Applicable law — preferential transfer. Under 11 U.S.C. § 547(b), a trustee may avoid a transfer to a creditor that occurred within ninety days before the petition date if the transfer was for a debt that preceded the transfer, the debtor was insolvent at the time of the transfer, and the transfer enabled the creditor to receive more than it would have under a Chapter 7 liquidation. Buckley v. Jeld-Wen, Inc. (In re Interior Wood Products Co.), 986 F.2d 228, 230 (8th Cir. 1993). The trustee bears the burden of proof on each element of a preference under § 547(b). 11 U.S.C. § 547(g). The purpose of § 547(b) is to restore the bankruptcy estate to its pre-preferential transfer condition, Halverson v. Le Sueur State Bank (In re Willaert), 944 F.2d 463, 464 (8th Cir. 1991), and to prevent the debtor from favoring one creditor over others by transferring property shortly before filing bankruptcy. Begier v. IRS, 496 U.S. 53, 58 (1990).
III.
The Bank’s position is that the factoring arrangement, by its terms, did not create a debtor-creditor relationship between the Bank and the Cahoys or their business entities. Even assuming that the Bank’s characterization of the factoring arrangement is accurate,[3] there also is no evidence in the record that Debtor itself ever entered into a factoring arrangement with the Bank. The arrangement was between Larry Cahoy and the Bank. For a transfer to be recoverable as a voidable preference under § 547(b), an antecedent debt must have been owed by Debtor. Since both sides apparently agree that such a debt did not exist, Trustee Lovald has not established how the subject transfers to the Bank are avoidable under § 547(b). Accordingly, the Bank’s summary judgment motion will be granted to the extent that Trustee Lovald seeks relief under § 547(b).
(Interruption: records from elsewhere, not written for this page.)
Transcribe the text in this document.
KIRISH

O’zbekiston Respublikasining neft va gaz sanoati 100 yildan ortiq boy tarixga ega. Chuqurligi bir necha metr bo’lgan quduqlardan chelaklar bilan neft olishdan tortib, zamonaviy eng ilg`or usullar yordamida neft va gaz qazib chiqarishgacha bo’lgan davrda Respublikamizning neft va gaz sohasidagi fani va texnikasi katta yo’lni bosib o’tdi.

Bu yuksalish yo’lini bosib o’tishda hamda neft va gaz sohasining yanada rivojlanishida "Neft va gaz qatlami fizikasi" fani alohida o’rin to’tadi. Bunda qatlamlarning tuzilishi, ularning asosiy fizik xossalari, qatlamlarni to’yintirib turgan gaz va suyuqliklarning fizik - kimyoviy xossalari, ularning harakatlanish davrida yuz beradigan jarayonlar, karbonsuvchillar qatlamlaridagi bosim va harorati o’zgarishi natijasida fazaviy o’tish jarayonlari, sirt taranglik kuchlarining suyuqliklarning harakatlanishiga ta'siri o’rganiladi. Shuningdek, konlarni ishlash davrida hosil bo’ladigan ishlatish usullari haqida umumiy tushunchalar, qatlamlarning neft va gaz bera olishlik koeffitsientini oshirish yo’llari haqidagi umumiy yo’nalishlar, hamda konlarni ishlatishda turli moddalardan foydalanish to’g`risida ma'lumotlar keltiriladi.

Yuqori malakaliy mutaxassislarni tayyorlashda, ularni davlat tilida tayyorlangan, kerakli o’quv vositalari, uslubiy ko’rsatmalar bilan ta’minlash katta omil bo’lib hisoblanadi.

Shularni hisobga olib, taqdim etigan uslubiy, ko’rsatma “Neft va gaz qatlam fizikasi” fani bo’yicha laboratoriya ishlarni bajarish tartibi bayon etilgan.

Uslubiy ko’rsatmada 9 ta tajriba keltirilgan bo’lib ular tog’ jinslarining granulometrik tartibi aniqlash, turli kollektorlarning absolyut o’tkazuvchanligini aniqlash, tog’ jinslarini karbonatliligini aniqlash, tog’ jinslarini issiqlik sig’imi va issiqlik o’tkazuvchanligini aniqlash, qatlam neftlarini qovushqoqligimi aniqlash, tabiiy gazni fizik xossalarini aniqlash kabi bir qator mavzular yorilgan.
Other Code sections may still allow Trustee Lovald to recover the accounts receivable that Debtor turned over to the Bank, both pre and post-petition. See, e.g., 11 U.S.C. § 544, 548, and 549. Trustee Lovald, however, needs to promptly amend his Complaint to better identify those Code sections and to set forth with more specificity the facts and law on which he seeks recovery. Fed.Rs.Bankr.P. 7008 and 7009 and Fed.R.Civ.P. 9(b).
An order will be entered dismissing Trustee Lovald’s counts under § 547(b).